Namun tak hanya kue bermerek terkenal saja yang diburu, musim Lebaran juga kerap jadi ladang subur bagi para pebisnis kue rumahan. Omsetnya cukup menggiurkan, meski hanya keluar musiman. Bagaimana gurihnya bisnis kue kering ini jelang Lebaran?

JnC

Berdiri sejak 1996, JnC populer dengan kue keringnya, terutama saat Hari Raya tiba. Varian klasik, seperti nastar, kastengel, dan putri salju selalu jadi favorit para pelanggan merek kue kering ini setiap tahunnya.

Berbasis di Bandung, JnC sudah memasarkan produknya ke berbagai wilayah di Indonesia. Bukan hanya lewat toko fisik, JnC kerap hadir di pop-up store di berbagai pusat perbelanjaan, dan dijajakan lewat distributor, agen, dan reseller.  

Permintaan produk-produk JnC ini selalu meningkat tiap tahunnya. Jodi Janitra, pemilik JnC Cookies mengatakan, produksi kuenya naik hampir 30 persen dibanding tahun lalu.

"Kalau jumlah stoplesnya sih memang kita mix ya, ada yang kecil dan besar.
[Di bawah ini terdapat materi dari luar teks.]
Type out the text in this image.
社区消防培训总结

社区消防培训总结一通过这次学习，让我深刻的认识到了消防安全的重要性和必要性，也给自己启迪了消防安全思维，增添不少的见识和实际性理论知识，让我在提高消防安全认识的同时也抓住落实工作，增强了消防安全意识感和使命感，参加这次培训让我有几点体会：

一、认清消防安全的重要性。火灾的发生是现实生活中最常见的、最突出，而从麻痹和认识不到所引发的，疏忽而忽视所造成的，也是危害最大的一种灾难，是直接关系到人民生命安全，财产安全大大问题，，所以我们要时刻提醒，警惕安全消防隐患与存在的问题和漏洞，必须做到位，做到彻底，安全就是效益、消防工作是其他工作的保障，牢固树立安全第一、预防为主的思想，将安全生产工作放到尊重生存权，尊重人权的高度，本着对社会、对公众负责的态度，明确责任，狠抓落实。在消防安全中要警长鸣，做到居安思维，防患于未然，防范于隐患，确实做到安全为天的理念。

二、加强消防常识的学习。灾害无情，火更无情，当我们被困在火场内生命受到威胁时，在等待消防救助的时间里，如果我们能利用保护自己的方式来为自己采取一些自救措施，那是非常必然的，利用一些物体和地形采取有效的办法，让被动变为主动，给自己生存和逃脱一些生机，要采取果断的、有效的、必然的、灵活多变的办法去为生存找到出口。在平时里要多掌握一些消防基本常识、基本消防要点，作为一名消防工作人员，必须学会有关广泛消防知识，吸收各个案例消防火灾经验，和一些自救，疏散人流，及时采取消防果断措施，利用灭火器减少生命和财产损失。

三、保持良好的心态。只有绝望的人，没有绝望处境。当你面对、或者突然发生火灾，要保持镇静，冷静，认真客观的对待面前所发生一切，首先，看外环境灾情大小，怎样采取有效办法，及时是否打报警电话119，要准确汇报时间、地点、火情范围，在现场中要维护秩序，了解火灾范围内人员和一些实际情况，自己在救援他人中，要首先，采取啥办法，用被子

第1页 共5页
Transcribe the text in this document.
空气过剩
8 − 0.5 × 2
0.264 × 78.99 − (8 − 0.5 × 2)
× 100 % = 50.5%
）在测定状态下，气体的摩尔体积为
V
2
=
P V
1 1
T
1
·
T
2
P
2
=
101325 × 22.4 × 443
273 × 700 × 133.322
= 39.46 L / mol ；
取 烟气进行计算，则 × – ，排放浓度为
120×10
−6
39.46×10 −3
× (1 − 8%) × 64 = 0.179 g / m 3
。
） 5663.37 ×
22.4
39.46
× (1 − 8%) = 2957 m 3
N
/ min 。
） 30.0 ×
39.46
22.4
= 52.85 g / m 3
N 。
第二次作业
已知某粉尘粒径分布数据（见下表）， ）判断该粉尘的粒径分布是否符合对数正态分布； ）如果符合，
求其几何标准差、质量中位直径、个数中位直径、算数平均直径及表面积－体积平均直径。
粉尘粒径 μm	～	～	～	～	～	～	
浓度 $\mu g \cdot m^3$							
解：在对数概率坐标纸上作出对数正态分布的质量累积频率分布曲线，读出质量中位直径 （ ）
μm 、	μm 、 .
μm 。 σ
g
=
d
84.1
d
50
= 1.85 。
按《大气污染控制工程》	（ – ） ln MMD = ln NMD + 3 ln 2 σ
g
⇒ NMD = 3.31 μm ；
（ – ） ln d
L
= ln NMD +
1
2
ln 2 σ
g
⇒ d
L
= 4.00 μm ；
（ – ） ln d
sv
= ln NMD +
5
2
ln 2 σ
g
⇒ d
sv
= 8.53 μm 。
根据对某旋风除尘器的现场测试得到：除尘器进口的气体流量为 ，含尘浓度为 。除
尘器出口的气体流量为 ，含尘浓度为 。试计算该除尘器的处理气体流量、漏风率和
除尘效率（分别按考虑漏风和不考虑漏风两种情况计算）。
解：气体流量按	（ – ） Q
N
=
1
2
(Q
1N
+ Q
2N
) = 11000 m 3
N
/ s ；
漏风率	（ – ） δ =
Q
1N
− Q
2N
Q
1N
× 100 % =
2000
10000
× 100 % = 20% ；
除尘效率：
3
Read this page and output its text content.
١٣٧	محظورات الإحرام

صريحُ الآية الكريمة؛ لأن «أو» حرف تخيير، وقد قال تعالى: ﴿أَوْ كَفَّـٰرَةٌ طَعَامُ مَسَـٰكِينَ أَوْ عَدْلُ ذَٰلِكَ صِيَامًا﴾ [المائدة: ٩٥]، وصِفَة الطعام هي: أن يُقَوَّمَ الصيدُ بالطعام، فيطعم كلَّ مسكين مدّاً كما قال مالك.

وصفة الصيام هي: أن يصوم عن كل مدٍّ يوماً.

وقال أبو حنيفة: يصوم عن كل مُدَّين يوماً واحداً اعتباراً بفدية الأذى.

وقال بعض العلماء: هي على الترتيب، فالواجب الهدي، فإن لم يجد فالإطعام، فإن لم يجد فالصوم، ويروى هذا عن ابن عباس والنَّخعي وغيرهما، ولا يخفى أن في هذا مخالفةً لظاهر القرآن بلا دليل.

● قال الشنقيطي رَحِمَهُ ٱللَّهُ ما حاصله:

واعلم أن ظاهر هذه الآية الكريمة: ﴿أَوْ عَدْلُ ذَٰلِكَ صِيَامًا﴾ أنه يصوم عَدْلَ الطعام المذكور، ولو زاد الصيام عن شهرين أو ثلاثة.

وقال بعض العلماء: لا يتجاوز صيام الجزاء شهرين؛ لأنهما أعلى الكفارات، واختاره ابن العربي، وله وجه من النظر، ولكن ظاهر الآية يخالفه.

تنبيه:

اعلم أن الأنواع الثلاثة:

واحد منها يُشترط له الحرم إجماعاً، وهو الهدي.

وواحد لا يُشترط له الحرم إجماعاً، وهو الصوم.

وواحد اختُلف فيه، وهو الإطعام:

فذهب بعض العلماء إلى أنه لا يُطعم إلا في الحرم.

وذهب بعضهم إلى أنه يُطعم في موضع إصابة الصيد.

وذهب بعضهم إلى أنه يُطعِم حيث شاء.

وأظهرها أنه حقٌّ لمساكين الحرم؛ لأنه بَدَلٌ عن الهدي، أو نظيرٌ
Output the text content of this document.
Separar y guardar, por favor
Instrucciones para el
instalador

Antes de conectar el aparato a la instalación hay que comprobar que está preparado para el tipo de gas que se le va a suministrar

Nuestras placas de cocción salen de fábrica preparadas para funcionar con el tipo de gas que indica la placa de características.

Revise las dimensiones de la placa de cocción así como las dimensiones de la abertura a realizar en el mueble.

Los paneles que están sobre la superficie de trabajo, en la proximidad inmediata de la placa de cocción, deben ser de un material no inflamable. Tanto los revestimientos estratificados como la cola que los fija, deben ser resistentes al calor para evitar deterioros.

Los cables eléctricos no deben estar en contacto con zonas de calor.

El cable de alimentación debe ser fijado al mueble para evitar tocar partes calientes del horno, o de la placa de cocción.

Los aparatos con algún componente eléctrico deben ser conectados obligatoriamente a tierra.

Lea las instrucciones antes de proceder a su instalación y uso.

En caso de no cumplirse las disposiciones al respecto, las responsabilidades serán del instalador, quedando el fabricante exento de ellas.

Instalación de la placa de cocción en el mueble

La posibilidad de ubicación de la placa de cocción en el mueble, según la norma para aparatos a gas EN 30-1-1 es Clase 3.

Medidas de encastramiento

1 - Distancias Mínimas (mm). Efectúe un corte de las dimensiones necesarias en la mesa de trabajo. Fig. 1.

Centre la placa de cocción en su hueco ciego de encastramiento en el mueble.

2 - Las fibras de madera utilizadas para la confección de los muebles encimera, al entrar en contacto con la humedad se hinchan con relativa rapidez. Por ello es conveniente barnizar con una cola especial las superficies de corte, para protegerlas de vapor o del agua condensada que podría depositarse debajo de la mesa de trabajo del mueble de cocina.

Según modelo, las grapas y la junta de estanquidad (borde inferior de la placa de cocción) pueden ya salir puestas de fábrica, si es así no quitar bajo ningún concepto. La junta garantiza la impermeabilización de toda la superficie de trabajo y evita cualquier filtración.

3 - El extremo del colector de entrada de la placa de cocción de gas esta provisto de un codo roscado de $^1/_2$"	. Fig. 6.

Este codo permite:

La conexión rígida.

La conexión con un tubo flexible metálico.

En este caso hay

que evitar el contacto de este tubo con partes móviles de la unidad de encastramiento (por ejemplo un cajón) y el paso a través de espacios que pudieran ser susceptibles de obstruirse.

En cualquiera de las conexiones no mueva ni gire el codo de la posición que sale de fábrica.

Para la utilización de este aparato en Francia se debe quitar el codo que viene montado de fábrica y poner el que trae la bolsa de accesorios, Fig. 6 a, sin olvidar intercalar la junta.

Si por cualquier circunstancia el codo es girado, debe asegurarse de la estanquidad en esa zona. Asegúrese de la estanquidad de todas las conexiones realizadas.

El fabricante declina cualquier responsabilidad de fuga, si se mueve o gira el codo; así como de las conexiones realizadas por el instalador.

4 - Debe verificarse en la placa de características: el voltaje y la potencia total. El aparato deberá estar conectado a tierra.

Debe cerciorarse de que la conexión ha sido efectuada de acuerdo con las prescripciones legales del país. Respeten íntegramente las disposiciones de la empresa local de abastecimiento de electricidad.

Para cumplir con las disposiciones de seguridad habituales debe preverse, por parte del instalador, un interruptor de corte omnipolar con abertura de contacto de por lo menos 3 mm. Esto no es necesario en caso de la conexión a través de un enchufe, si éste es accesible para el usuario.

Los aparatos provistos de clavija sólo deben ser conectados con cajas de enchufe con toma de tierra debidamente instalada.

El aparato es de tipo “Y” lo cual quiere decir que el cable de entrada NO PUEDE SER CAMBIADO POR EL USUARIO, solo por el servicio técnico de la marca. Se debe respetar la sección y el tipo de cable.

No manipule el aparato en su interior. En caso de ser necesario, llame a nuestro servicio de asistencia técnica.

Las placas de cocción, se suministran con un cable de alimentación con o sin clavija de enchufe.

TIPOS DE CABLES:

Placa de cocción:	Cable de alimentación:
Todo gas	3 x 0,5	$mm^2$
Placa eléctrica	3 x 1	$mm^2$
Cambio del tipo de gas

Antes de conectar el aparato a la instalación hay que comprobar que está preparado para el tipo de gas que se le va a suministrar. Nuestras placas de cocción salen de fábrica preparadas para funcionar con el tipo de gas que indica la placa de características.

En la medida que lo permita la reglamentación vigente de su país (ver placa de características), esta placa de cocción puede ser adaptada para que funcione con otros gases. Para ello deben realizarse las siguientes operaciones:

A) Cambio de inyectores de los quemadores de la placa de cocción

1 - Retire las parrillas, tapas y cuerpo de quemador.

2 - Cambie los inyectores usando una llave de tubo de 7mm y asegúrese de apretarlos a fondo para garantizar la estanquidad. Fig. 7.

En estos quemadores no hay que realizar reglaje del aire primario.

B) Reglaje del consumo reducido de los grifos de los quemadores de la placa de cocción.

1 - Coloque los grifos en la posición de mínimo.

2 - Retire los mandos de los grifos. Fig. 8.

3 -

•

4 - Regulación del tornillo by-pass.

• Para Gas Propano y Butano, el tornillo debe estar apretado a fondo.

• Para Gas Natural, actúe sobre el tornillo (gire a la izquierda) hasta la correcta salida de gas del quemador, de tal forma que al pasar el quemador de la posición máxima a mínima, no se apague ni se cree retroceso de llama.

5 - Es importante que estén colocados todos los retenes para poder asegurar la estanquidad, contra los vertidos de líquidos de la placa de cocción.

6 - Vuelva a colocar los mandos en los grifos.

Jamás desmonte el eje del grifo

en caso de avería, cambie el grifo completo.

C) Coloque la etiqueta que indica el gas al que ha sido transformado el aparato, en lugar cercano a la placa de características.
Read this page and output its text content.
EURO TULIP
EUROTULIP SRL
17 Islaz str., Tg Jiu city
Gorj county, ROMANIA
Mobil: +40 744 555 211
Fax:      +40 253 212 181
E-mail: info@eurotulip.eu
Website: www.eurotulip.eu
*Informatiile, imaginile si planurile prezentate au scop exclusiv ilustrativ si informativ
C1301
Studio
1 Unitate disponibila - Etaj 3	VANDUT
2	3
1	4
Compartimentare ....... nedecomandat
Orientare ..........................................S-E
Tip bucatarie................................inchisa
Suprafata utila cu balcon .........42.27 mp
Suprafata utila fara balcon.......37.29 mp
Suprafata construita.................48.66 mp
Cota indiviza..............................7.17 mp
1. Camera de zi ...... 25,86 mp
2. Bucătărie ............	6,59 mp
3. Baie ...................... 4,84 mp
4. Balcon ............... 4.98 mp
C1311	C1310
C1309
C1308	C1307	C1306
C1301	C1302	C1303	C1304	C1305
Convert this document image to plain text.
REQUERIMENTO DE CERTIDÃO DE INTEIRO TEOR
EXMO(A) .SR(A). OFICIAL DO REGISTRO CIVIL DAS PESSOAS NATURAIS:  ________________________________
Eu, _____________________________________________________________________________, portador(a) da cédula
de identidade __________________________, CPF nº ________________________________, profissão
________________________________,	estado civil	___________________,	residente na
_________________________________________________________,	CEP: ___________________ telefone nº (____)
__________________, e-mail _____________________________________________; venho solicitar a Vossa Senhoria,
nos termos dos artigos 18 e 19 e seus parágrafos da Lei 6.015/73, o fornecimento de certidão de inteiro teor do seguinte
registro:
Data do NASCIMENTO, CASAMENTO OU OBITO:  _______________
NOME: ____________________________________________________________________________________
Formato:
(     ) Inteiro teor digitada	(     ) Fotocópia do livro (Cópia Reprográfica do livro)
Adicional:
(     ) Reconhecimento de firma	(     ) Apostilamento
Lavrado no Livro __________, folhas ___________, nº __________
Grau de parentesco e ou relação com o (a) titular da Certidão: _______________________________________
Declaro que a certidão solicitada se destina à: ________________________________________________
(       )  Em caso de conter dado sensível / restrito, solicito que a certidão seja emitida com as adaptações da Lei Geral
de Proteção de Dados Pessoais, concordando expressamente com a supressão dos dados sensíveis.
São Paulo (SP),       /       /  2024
Tapi tahun ini angkanya kurang lebih hampir di 1 jutaan. Setiap tahun angkanya selalu naik," kata Jodi Janitra saat dihubungi VIVA, Selasa, 21 Mei 2019.

Kue-kue JnC sudah masuk produksi sekitar 6 bulan sebelum Lebaran tiba. Pada musim Lebaran 6 bulan itu, omsetnya bisa mencapai 75 hingga 80 persen penjualan setahun.

"Kita anggap musim Lebaran itu 6 bulan ya, jadi persiapan kita tuh kalau untuk Lebaran nanti Juni, kita sudah start produksi dari awal Januari. Nah selama 6 bulan ini kurang lebih dia bisa sekitar 75-80 persen sales setahun di enam bulan ini," ujarnya menambahkan.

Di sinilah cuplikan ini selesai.